# Does Dark Matter have more space-time or particle characteristics?

Dark Matter appears to have more in common with phenomena related to spatial geometry then a particle. I thought in General Relativity, space can be curved without the presence of matter so gravitational lensing does not imply there is matter present but that the space in a region is curved. If Dark matter has more characteristics related to spatial geometry, why is it referred to as a kind of exotic particle (WIMP).

-
possible duplicate: physics.stackexchange.com/questions/29459/… –  Michael Brown Mar 25 '13 at 3:26
There are 2 popular approaches to this puzzle called the dark matter problem. First is through a modification to general theory of relativity as you had suggested. The second is through postulating presence of an unseen particle.
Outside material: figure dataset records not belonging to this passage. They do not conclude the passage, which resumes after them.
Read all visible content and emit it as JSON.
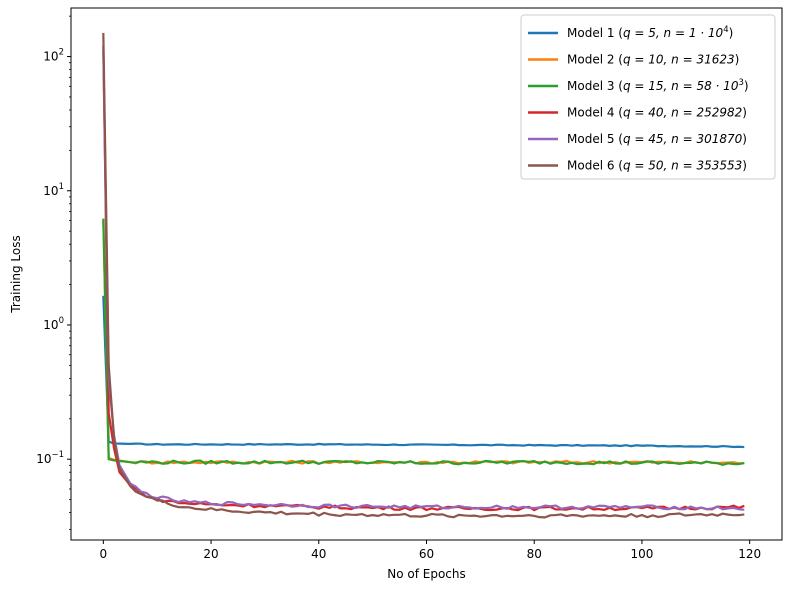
{
  "chart_data": {
    "type": "line",
    "title": "",
    "xlabel": "No of Epochs",
    "ylabel": "Training Loss",
    "yscale": "log",
    "xlim": [
      -6,
      126
    ],
    "ylim": [
      0.025,
      230
    ],
    "grid": false,
    "legend_position": "top-right",
    "x_ticks": [
      0,
      20,
      40,
      60,
      80,
      100,
      120
    ],
    "x_tick_labels": [
      "0",
      "20",
      "40",
      "60",
      "80",
      "100",
      "120"
    ],
    "y_ticks": [
      0.1,
      1,
      10,
      100
    ],
    "y_tick_labels": [
      {
        "base": "10",
        "exp": "−1"
      },
      {
        "base": "10",
        "exp": "0"
      },
      {
        "base": "10",
        "exp": "1"
      },
      {
        "base": "10",
        "exp": "2"
      }
    ],
    "epochs_count": 120,
    "series": [
      {
        "name": "Model 1",
        "legend": {
          "pre": "Model 1 (",
          "math": "q = 5, n = 1 · 10",
          "sup": "4",
          "post": ")"
        },
        "color": "#1f77b4",
        "x": [
          0,
          1,
          2,
          5,
          10,
          20,
          30,
          40,
          60,
          80,
          100,
          119
        ],
        "y": [
          1.65,
          0.135,
          0.131,
          0.13,
          0.129,
          0.129,
          0.129,
          0.129,
          0.128,
          0.127,
          0.126,
          0.124
        ],
        "noise": 0.008
      },
      {
        "name": "Model 2",
        "legend": {
          "pre": "Model 2 (",
          "math": "q = 10, n = 31623",
          "sup": "",
          "post": ")"
        },
        "color": "#ff7f0e",
        "x": [
          0,
          1,
          2,
          5,
          10,
          20,
          30,
          40,
          60,
          80,
          100,
          119
        ],
        "y": [
          6.0,
          0.102,
          0.099,
          0.095,
          0.095,
          0.095,
          0.095,
          0.095,
          0.095,
          0.095,
          0.095,
          0.094
        ],
        "noise": 0.025
      },
      {
        "name": "Model 3",
        "legend": {
          "pre": "Model 3 (",
          "math": "q = 15, n = 58 · 10",
          "sup": "3",
          "post": ")"
        },
        "color": "#2ca02c",
        "x": [
          0,
          1,
          2,
          5,
          10,
          20,
          30,
          40,
          60,
          80,
          100,
          119
        ],
        "y": [
          6.2,
          0.1,
          0.098,
          0.095,
          0.095,
          0.095,
          0.095,
          0.095,
          0.094,
          0.095,
          0.094,
          0.093
        ],
        "noise": 0.03
      },
      {
        "name": "Model 4",
        "legend": {
          "pre": "Model 4 (",
          "math": "q = 40, n = 252982",
          "sup": "",
          "post": ")"
        },
        "color": "#d62728",
        "x": [
          0,
          1,
          2,
          3,
          5,
          7,
          10,
          15,
          20,
          30,
          40,
          60,
          80,
          100,
          119
        ],
        "y": [
          120,
          0.22,
          0.12,
          0.08,
          0.064,
          0.056,
          0.05,
          0.047,
          0.046,
          0.045,
          0.044,
          0.043,
          0.043,
          0.043,
          0.044
        ],
        "noise": 0.03
      },
      {
        "name": "Model 5",
        "legend": {
          "pre": "Model 5 (",
          "math": "q = 45, n = 301870",
          "sup": "",
          "post": ")"
        },
        "color": "#9467bd",
        "x": [
          0,
          1,
          2,
          3,
          5,
          7,
          10,
          15,
          20,
          30,
          40,
          60,
          80,
          100,
          119
        ],
        "y": [
          110,
          0.4,
          0.15,
          0.09,
          0.066,
          0.057,
          0.052,
          0.048,
          0.047,
          0.046,
          0.045,
          0.044,
          0.044,
          0.044,
          0.043
        ],
        "noise": 0.03
      },
      {
        "name": "Model 6",
        "legend": {
          "pre": "Model 6 (",
          "math": "q = 50, n = 353553",
          "sup": "",
          "post": ")"
        },
        "color": "#8c564b",
        "x": [
          0,
          1,
          2,
          3,
          5,
          7,
          10,
          15,
          20,
          30,
          40,
          60,
          80,
          100,
          119
        ],
        "y": [
          150,
          0.5,
          0.14,
          0.085,
          0.063,
          0.055,
          0.049,
          0.044,
          0.042,
          0.04,
          0.039,
          0.038,
          0.038,
          0.038,
          0.039
        ],
        "noise": 0.03
      }
    ]
  }
}
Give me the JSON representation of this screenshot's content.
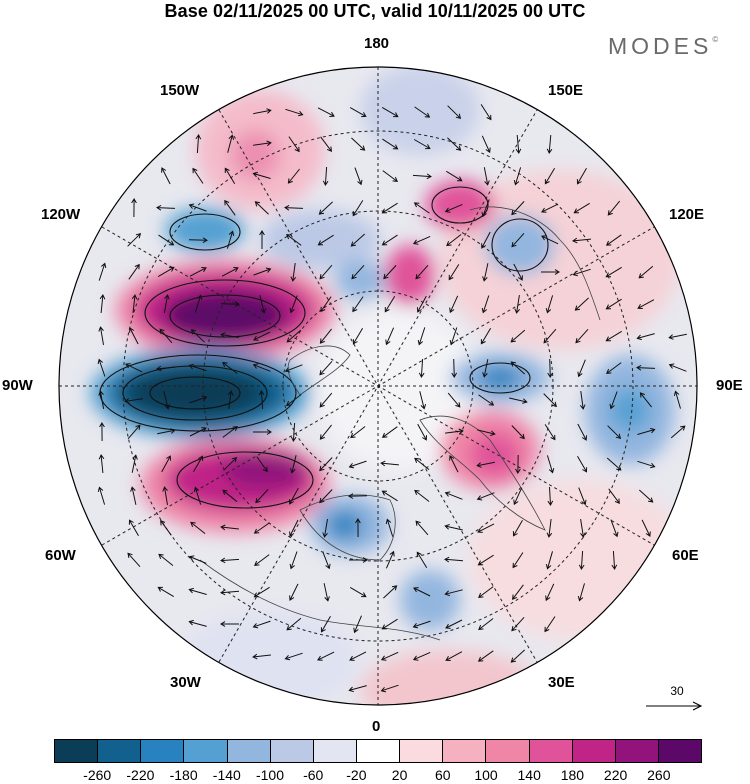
{
  "header": {
    "title": "Base 02/11/2025 00 UTC, valid 10/11/2025 00 UTC",
    "brand": "MODES",
    "brand_mark": "©"
  },
  "map": {
    "projection": "north-polar-stereographic",
    "longitude_labels": {
      "top": "180",
      "bottom": "0",
      "left": "90W",
      "right": "90E",
      "upper_left_1": "150W",
      "upper_left_2": "120W",
      "lower_left_1": "60W",
      "lower_left_2": "30W",
      "upper_right_1": "150E",
      "upper_right_2": "120E",
      "lower_right_1": "60E",
      "lower_right_2": "30E"
    },
    "reference_vector": "30"
  },
  "colorbar": {
    "colors": [
      "#0c3d56",
      "#11608d",
      "#2782bf",
      "#55a0d2",
      "#93b6df",
      "#bcc9e6",
      "#e3e5f3",
      "#ffffff",
      "#fbdbdf",
      "#f6b1c0",
      "#ef86a8",
      "#e0529a",
      "#c02487",
      "#92137b",
      "#5b0868"
    ],
    "tick_labels": [
      "-260",
      "-220",
      "-180",
      "-140",
      "-100",
      "-60",
      "-20",
      "20",
      "60",
      "100",
      "140",
      "180",
      "220",
      "260"
    ]
  }
}
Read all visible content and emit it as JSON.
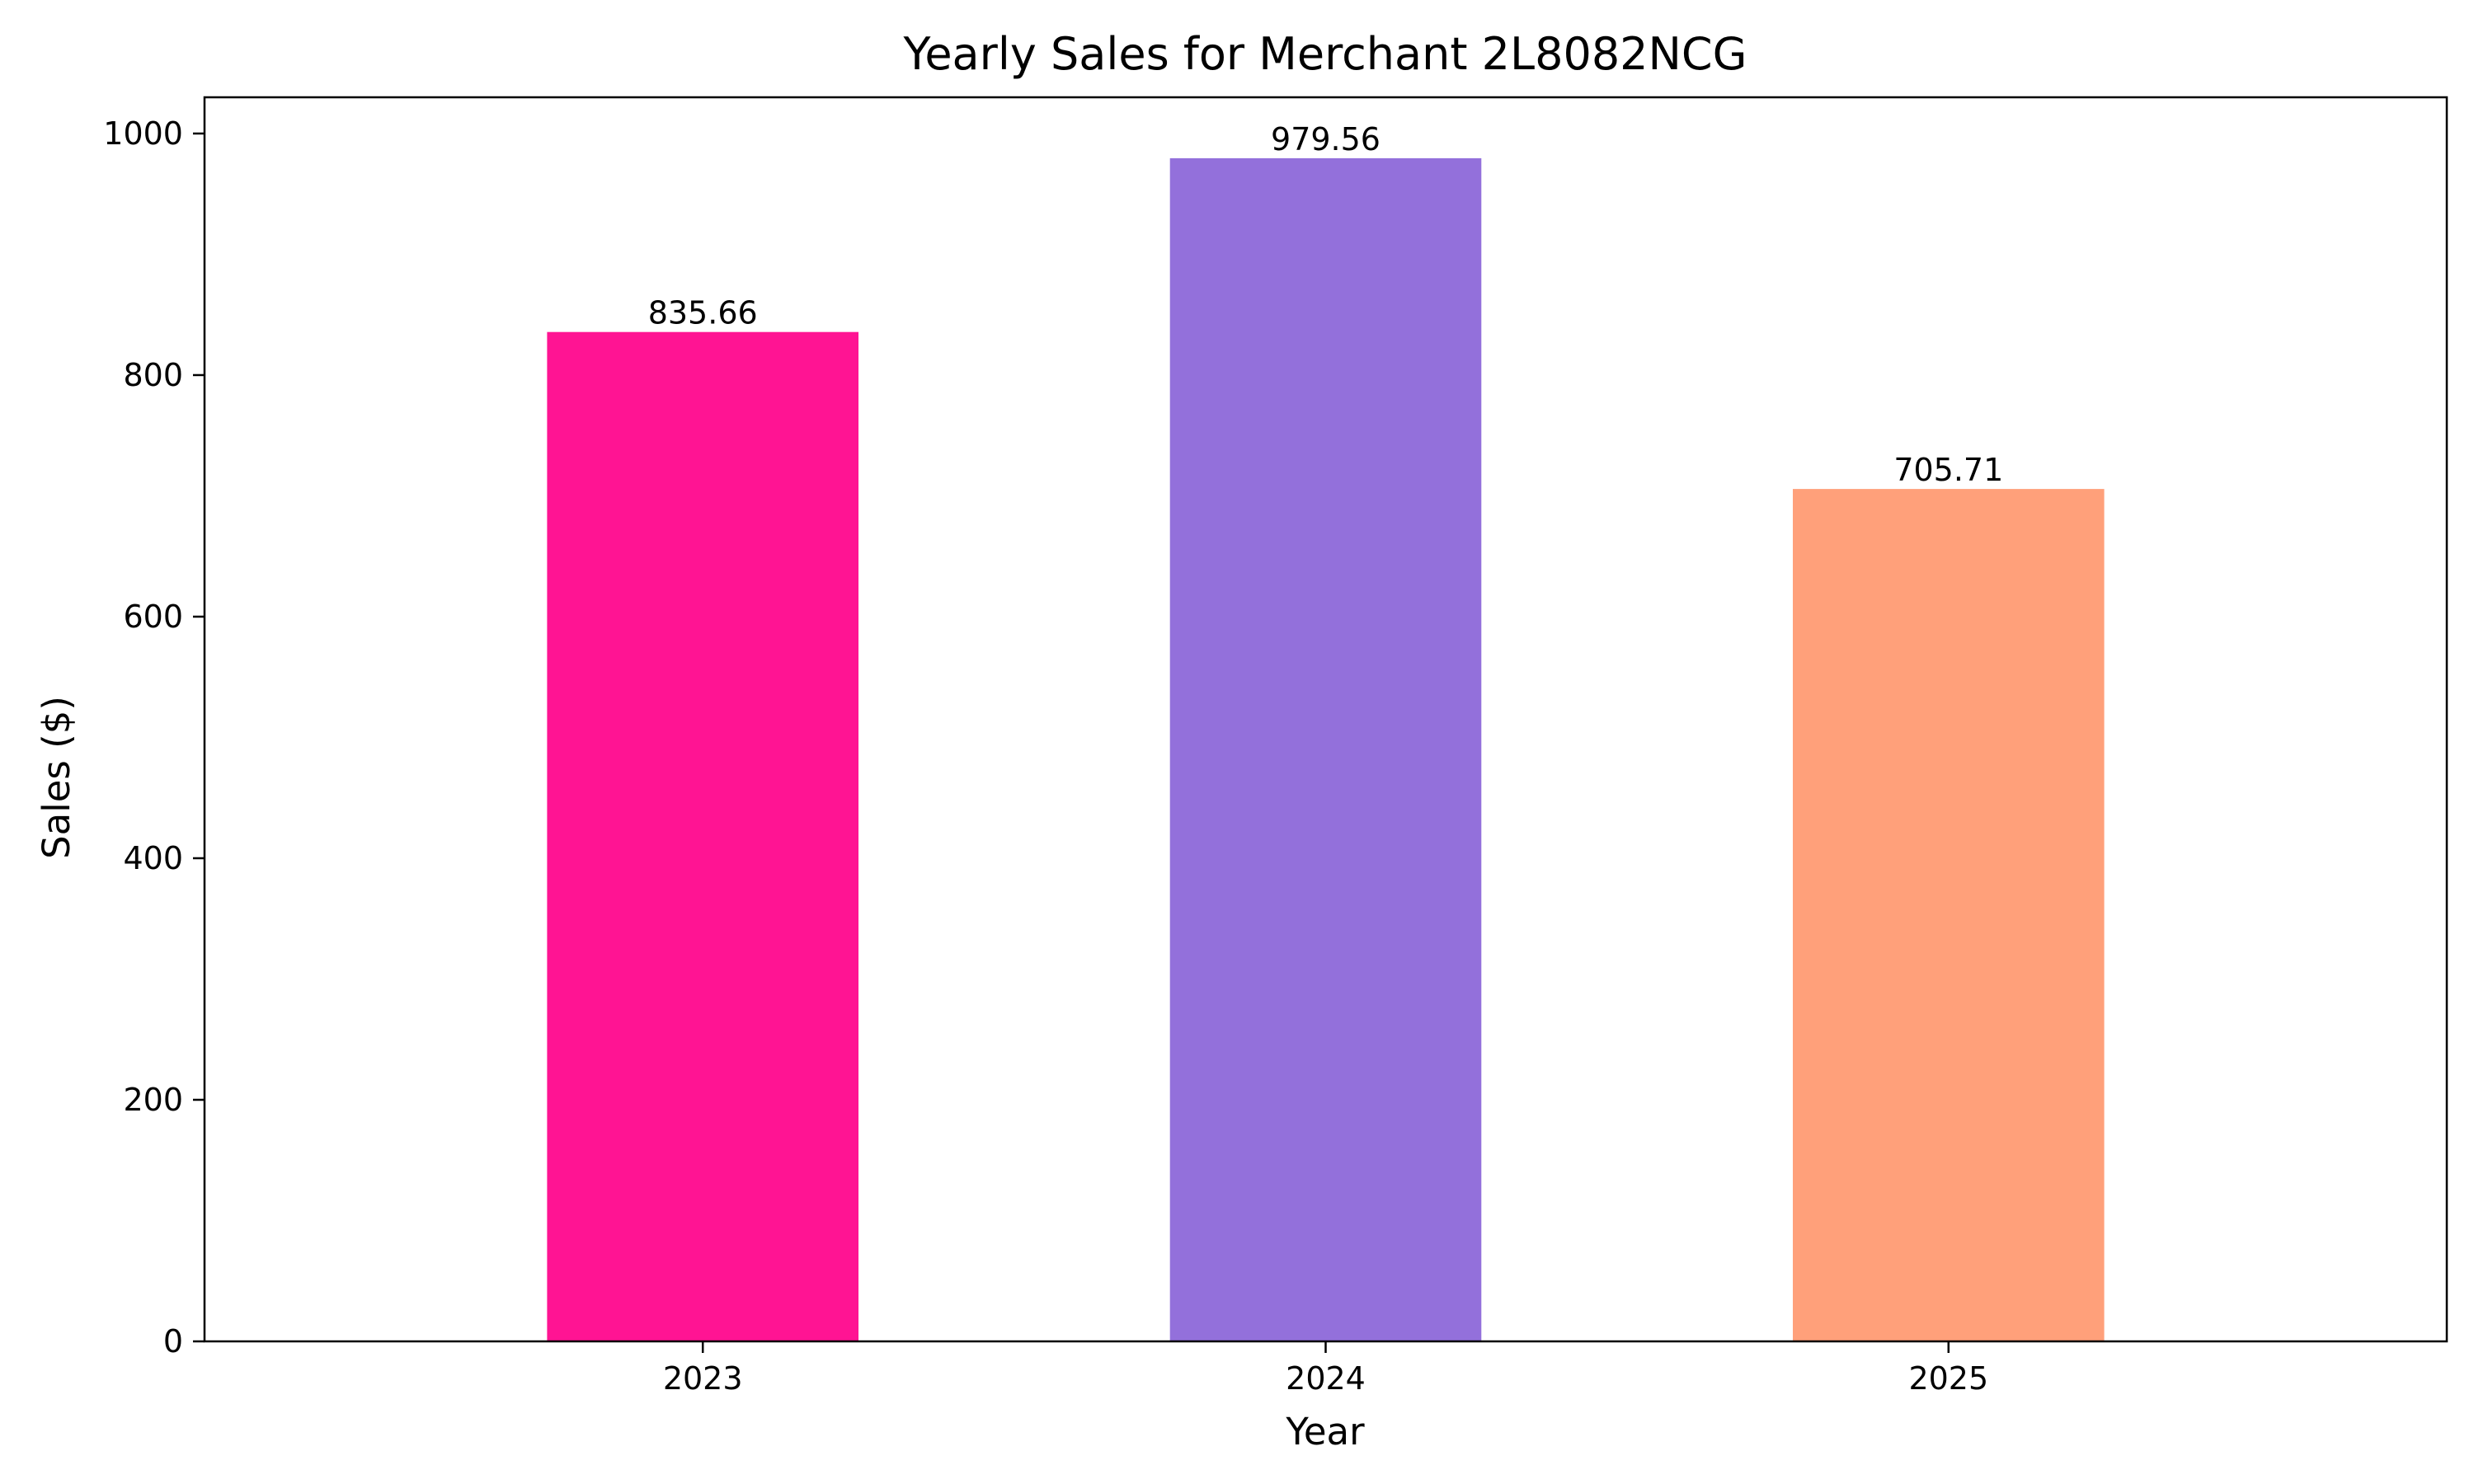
{
  "chart_data": {
    "type": "bar",
    "title": "Yearly Sales for Merchant 2L8082NCG",
    "xlabel": "Year",
    "ylabel": "Sales ($)",
    "categories": [
      "2023",
      "2024",
      "2025"
    ],
    "values": [
      835.66,
      979.56,
      705.71
    ],
    "value_labels": [
      "835.66",
      "979.56",
      "705.71"
    ],
    "colors": [
      "#ff1493",
      "#9370db",
      "#ffa07a"
    ],
    "ylim": [
      0,
      1030
    ],
    "yticks": [
      0,
      200,
      400,
      600,
      800,
      1000
    ],
    "ytick_labels": [
      "0",
      "200",
      "400",
      "600",
      "800",
      "1000"
    ],
    "grid": false,
    "legend": "none"
  }
}
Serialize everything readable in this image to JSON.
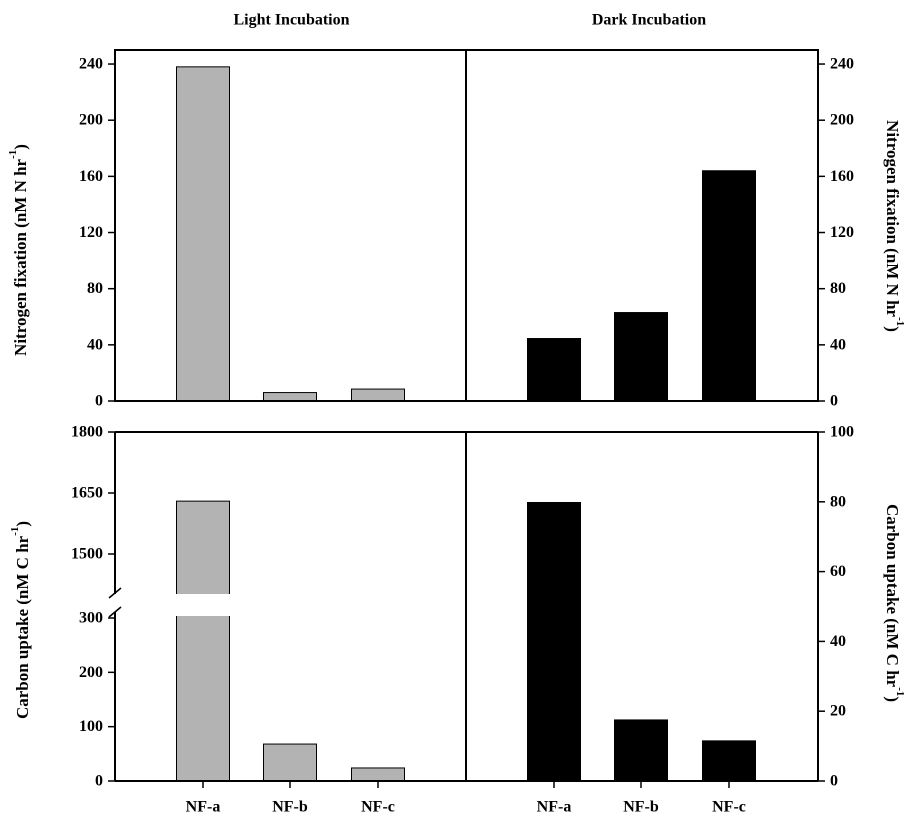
{
  "colors": {
    "light_bar": "#b3b3b3",
    "dark_bar": "#000000",
    "bar_edge": "#000000",
    "frame": "#000000"
  },
  "chart_data": [
    {
      "type": "bar",
      "panel": "top-left",
      "title": "Light Incubation",
      "ylabel": "Nitrogen fixation (nM N hr",
      "ylabel_sup": "-1",
      "ylabel_close": ")",
      "categories": [
        "NF-a",
        "NF-b",
        "NF-c"
      ],
      "values": [
        238,
        6,
        8.5
      ],
      "ylim": [
        0,
        250
      ],
      "yticks": [
        0,
        40,
        80,
        120,
        160,
        200,
        240
      ],
      "ytick_labels": [
        "0",
        "40",
        "80",
        "120",
        "160",
        "200",
        "240"
      ],
      "grid": false
    },
    {
      "type": "bar",
      "panel": "top-right",
      "title": "Dark Incubation",
      "ylabel": "Nitrogen fixation (nM N hr",
      "ylabel_sup": "-1",
      "ylabel_close": ")",
      "categories": [
        "NF-a",
        "NF-b",
        "NF-c"
      ],
      "values": [
        44.5,
        63,
        164
      ],
      "ylim": [
        0,
        250
      ],
      "yticks": [
        0,
        40,
        80,
        120,
        160,
        200,
        240
      ],
      "ytick_labels": [
        "0",
        "40",
        "80",
        "120",
        "160",
        "200",
        "240"
      ],
      "grid": false
    },
    {
      "type": "bar",
      "panel": "bottom-left",
      "ylabel": "Carbon uptake (nM C hr",
      "ylabel_sup": "-1",
      "ylabel_close": ")",
      "categories": [
        "NF-a",
        "NF-b",
        "NF-c"
      ],
      "values": [
        1630,
        68,
        24
      ],
      "broken_axis": {
        "lower": [
          0,
          300
        ],
        "upper": [
          1400,
          1800
        ]
      },
      "yticks_lower": [
        0,
        100,
        200,
        300
      ],
      "ytick_labels_lower": [
        "0",
        "100",
        "200",
        "300"
      ],
      "yticks_upper": [
        1500,
        1650,
        1800
      ],
      "ytick_labels_upper": [
        "1500",
        "1650",
        "1800"
      ],
      "grid": false
    },
    {
      "type": "bar",
      "panel": "bottom-right",
      "ylabel": "Carbon uptake (nM C hr",
      "ylabel_sup": "-1",
      "ylabel_close": ")",
      "categories": [
        "NF-a",
        "NF-b",
        "NF-c"
      ],
      "values": [
        79.8,
        17.5,
        11.5
      ],
      "ylim": [
        0,
        100
      ],
      "yticks": [
        0,
        20,
        40,
        60,
        80,
        100
      ],
      "ytick_labels": [
        "0",
        "20",
        "40",
        "60",
        "80",
        "100"
      ],
      "grid": false
    }
  ]
}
I would suspect an unseen particle is the more likely reason for observed experimental discrepancies like galaxy rotation curves being flatter than expected. –  Prathyush Mar 25 '13 at 3:46

But spacetime, according to GR, is constrained by the mass, energy, momentum, pressure, and shear. The equation we write down is $$G_{\mu\nu} = 8\pi T_{\mu\nu},$$ which unfortunately means almost nothing if you don't already know GR, but it just feels so good to write down people like me can't help it sometimes. Basically, the left side encompasses curvature and all that, while the right deals with the "stuff." Inferences about curvature therefore tell us something about the "stuff" there.